La surveillance algorithmique va se généraliser. Avec les jeux olympiques, on en a beaucoup entendu parler en France.
Vous savez que vous êtes déjà filmé en permanence dans l’espace public. Comment sont exploitées ces captations ?
Qui les visionne ? C’est des personnes qui regardent, c’est un algorithme ? Qui a le droit d’en disposer et pourquoi ?
Différence entre la vidéo surveillance et la vidéo surveillance algorithmique
La vidéosurveillance et la vidéosurveillance algorithmique sont deux concepts liés, mais distincts.
Vidéosurveillance : Il s’agit de la mise en place de caméras de surveillance pour capturer des images et des vidéos dans des lieux publics ou privés. L’objectif principal est de prévenir et de détecter les infractions, ainsi que de garantir la sécurité des personnes et des biens. Il faut un humain pour exploiter les images.
Vidéosurveillance algorithmique (VSA) : La VSA est une évolution de la vidéosurveillance traditionnelle. Elle utilise des algorithmes pour analyser les images et les vidéos capturées par les caméras, afin de détecter des événements spécifiques, tels que des mouvements suspects, des incendies, ou des personnes non autorisées. La VSA peut également être utilisée pour reconnaitre des objets, des personnes ou des véhicules, et pour suivre leur trajectoire.
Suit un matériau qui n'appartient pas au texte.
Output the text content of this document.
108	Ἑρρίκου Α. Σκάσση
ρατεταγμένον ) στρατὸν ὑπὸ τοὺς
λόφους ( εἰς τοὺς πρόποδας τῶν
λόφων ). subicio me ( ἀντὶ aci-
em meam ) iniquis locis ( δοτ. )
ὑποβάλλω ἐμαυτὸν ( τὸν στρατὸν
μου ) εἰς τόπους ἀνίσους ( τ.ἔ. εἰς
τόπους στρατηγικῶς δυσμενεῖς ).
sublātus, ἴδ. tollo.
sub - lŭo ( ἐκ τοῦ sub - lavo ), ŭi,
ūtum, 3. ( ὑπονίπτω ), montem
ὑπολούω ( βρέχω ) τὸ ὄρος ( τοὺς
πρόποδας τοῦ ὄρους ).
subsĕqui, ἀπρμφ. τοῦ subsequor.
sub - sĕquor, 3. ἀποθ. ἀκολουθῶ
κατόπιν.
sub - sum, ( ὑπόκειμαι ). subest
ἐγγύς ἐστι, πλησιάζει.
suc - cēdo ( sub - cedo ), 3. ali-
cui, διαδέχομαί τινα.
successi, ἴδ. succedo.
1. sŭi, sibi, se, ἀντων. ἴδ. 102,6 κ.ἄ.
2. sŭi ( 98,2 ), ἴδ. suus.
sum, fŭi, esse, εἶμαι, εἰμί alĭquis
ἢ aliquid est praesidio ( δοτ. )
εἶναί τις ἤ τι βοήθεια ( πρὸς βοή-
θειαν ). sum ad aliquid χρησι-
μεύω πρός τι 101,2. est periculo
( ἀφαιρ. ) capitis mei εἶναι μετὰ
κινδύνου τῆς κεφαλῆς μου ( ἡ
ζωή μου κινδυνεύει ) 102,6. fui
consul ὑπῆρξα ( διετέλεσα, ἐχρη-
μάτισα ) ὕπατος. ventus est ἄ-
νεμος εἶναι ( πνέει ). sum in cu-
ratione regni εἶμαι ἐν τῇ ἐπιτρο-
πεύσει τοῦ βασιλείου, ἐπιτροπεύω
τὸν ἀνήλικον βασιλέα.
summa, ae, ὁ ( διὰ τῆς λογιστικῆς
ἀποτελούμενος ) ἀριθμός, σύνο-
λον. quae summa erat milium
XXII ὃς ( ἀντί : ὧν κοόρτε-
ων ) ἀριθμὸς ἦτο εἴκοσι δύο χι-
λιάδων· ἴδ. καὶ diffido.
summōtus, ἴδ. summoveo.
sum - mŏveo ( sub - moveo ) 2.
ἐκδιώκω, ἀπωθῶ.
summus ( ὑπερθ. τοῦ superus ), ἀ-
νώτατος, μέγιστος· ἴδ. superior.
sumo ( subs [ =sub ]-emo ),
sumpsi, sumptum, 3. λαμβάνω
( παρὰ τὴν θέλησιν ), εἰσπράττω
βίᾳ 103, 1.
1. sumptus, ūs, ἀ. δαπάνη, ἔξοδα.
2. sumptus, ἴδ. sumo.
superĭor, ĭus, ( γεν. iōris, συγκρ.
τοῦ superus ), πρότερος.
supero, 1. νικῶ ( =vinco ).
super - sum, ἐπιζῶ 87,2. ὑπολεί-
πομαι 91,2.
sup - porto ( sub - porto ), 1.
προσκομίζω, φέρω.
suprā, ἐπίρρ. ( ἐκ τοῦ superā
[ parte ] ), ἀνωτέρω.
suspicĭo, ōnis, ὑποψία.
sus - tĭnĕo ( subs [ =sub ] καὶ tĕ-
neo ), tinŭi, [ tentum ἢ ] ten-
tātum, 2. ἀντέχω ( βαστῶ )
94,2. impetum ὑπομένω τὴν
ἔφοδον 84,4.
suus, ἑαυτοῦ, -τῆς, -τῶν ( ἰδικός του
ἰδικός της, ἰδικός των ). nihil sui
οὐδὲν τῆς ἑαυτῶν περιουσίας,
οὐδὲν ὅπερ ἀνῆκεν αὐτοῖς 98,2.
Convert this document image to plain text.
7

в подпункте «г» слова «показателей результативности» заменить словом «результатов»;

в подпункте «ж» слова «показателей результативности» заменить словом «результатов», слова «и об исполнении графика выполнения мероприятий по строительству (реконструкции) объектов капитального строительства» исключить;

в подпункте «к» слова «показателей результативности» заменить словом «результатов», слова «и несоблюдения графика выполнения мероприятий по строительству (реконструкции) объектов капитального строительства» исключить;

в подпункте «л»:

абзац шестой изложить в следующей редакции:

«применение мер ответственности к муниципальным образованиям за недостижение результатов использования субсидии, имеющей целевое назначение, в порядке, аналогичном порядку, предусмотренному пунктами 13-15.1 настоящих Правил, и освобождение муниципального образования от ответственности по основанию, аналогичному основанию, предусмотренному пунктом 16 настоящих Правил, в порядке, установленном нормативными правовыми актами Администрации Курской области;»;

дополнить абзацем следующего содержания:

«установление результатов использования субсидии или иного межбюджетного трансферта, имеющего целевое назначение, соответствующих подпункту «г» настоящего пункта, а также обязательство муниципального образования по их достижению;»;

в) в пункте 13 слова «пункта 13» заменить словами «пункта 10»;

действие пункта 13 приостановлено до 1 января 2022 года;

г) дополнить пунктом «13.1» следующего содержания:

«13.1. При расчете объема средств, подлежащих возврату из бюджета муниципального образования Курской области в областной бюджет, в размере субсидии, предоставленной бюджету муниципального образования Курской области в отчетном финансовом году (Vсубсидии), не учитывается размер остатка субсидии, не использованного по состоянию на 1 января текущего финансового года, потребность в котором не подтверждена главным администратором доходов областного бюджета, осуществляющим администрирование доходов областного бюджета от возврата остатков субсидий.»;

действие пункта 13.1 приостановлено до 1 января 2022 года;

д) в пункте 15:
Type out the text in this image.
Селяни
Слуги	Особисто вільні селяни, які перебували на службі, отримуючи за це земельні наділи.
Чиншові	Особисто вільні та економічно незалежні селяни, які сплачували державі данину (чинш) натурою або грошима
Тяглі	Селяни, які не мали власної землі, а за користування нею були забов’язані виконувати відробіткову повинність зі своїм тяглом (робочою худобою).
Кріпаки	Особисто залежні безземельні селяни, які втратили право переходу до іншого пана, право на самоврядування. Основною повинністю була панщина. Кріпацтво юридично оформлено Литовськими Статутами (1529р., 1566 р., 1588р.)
- Analyse des données : La VSA utilise des algorithmes pour analyser les données capturées, tandis que la vidéosurveillance traditionnelle se contente de capturer les images et les vidéos.
- Détection d’événements : La VSA est capable de détecter des événements spécifiques, tels que des mouvements suspects, tandis que la vidéosurveillance traditionnelle ne peut que capturer les images et les vidéos.
- Intelligence artificielle : La VSA utilise des algorithmes d’intelligence artificielle pour analyser les données et prendre des décisions, tandis que la vidéosurveillance traditionnelle ne nécessite pas d’intelligence artificielle.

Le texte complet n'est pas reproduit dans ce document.